In 2016, at the Pan American Championships she won silver in teams, bronze in the All-Around and with rope and ball as well as gold with clubs.

===Senior===
At the 2017 Pan American Championship she won silver in teams along Marina Malpica and Karla Diaz behind the United States.

In 2018 she competed in two World Cup stages: Guadalajara where she took 40th place in the All-Around, 48th with hoop, 44th with ball, 32nd with clubs, 32nd with ribbon and Portimão 28th in the All-Around, 35th with hoop, 31st with ball, 16th with clubs and 27th with ribbon.

She was again in Guadalajara for the World Cup, being 32nd in the All-Around, 32nd with hoop, 20th with ball, 30th with clubs and 43rd with ribbon. In September she was selected for her maiden World Championships in Baku to perform with clubs, with which she finished in 80th place.

At the 2021 Pan American Championships she won silver in teams behind Brazil along Rut Castillo and Karla Diaz. In October she competed with hoop and ribbon at the World Championships in Kitakyushu, finishing 38th and 56th.

During the 2022 season she was at the World Cup in Portimão, where she was 25th in the All-Around, 20th with hoop, 35th with ball, 24th with clubs and 23rd with ribbon.

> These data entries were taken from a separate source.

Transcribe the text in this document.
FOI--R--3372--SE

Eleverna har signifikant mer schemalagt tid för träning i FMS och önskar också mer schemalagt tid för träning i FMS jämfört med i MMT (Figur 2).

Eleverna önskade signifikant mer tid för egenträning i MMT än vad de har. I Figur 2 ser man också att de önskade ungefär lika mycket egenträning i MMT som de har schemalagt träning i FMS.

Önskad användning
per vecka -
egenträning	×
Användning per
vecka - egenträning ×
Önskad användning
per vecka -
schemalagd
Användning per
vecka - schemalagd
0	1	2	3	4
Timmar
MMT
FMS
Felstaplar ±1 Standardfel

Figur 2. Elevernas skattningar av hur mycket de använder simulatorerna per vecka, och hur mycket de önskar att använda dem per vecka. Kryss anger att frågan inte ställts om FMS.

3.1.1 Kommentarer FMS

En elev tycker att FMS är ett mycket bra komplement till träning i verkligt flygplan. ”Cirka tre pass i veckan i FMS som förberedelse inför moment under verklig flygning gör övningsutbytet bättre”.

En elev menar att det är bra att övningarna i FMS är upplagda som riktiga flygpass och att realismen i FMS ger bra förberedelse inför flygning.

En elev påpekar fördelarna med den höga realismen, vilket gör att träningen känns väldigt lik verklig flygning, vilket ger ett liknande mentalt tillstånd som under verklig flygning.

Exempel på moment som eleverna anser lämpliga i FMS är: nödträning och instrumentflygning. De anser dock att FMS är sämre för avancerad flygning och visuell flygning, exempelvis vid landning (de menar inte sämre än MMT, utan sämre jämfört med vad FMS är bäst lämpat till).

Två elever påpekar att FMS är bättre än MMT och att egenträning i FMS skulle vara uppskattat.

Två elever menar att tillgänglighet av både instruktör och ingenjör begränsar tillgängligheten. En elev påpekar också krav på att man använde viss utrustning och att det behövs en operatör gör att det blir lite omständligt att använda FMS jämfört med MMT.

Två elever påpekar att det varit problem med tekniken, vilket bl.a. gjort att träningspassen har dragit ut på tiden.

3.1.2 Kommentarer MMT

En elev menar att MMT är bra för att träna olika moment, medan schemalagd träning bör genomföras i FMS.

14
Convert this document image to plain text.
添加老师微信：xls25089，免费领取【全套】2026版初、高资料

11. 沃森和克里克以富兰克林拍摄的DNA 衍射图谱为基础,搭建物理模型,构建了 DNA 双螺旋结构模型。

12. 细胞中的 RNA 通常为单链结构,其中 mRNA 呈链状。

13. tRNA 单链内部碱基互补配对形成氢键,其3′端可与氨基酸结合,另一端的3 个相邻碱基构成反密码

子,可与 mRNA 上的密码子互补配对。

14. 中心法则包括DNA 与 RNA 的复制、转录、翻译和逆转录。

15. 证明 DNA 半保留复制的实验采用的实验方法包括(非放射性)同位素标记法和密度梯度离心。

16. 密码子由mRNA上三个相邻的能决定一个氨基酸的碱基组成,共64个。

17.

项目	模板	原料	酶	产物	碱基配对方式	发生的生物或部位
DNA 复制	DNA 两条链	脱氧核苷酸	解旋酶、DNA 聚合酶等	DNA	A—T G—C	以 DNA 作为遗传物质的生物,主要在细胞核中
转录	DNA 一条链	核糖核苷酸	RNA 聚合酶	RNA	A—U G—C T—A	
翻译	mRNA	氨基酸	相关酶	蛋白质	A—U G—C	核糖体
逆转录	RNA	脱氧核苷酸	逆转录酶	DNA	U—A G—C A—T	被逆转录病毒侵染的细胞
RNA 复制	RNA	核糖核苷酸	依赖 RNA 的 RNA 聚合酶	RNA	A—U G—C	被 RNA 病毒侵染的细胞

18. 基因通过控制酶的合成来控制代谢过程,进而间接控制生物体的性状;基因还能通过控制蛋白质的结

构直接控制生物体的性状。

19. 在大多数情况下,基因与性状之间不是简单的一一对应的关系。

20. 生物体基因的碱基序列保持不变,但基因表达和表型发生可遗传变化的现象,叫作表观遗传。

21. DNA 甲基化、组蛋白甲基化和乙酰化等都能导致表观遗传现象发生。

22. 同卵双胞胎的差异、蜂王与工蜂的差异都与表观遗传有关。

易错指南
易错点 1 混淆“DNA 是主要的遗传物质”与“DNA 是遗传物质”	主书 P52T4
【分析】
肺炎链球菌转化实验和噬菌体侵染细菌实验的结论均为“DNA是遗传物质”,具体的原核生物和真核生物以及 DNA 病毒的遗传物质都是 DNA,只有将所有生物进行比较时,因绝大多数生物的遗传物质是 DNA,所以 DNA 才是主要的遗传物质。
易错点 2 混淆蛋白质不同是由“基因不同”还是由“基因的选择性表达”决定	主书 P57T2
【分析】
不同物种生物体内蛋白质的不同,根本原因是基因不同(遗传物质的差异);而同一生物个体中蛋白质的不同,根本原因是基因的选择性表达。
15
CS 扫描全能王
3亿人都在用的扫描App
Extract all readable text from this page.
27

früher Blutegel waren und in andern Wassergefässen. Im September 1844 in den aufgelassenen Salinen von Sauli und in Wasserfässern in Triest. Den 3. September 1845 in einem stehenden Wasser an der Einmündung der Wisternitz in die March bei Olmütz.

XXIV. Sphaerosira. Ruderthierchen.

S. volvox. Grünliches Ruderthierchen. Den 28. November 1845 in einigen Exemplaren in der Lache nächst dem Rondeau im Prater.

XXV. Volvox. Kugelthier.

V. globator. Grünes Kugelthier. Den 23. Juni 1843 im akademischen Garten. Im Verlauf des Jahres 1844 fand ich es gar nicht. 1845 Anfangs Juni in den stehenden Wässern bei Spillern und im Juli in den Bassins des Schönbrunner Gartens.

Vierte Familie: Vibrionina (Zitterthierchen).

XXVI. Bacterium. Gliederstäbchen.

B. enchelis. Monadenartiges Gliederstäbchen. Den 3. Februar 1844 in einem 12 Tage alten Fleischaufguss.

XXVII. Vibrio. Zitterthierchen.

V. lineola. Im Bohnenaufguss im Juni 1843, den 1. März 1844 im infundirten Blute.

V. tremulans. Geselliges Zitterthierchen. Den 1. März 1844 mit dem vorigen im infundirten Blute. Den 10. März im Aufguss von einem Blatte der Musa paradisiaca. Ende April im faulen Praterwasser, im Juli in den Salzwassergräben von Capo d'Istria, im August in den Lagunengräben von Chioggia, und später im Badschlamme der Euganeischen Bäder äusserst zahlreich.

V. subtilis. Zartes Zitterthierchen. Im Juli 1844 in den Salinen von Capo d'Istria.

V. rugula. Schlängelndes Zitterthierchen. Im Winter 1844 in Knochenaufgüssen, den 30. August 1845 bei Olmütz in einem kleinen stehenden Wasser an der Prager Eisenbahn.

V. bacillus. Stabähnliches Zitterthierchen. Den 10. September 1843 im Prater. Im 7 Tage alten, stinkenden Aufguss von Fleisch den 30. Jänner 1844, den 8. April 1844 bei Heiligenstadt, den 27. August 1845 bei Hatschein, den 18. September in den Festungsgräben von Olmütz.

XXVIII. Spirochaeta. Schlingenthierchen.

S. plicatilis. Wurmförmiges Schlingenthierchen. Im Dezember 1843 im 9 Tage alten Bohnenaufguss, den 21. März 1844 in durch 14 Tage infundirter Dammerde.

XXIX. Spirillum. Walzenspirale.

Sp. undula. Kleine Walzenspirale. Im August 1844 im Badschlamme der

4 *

In 2023 she started at the World Cup in Baku ending 48th in the All-Around, 54th with hoop, 48th with ball, 35th with clubs and 30th with ribbon. At the 2023 Central American and Caribbean Games in San Salvador she won gold in teams along Marina Malpica and Karla Diaz, bronze in the All-Around, silver with ball and ribbon and gold with clubs. At the 2023 Pan American Games in Santiago, Chile, she was 10th in the All-Around and 7th with hoop final.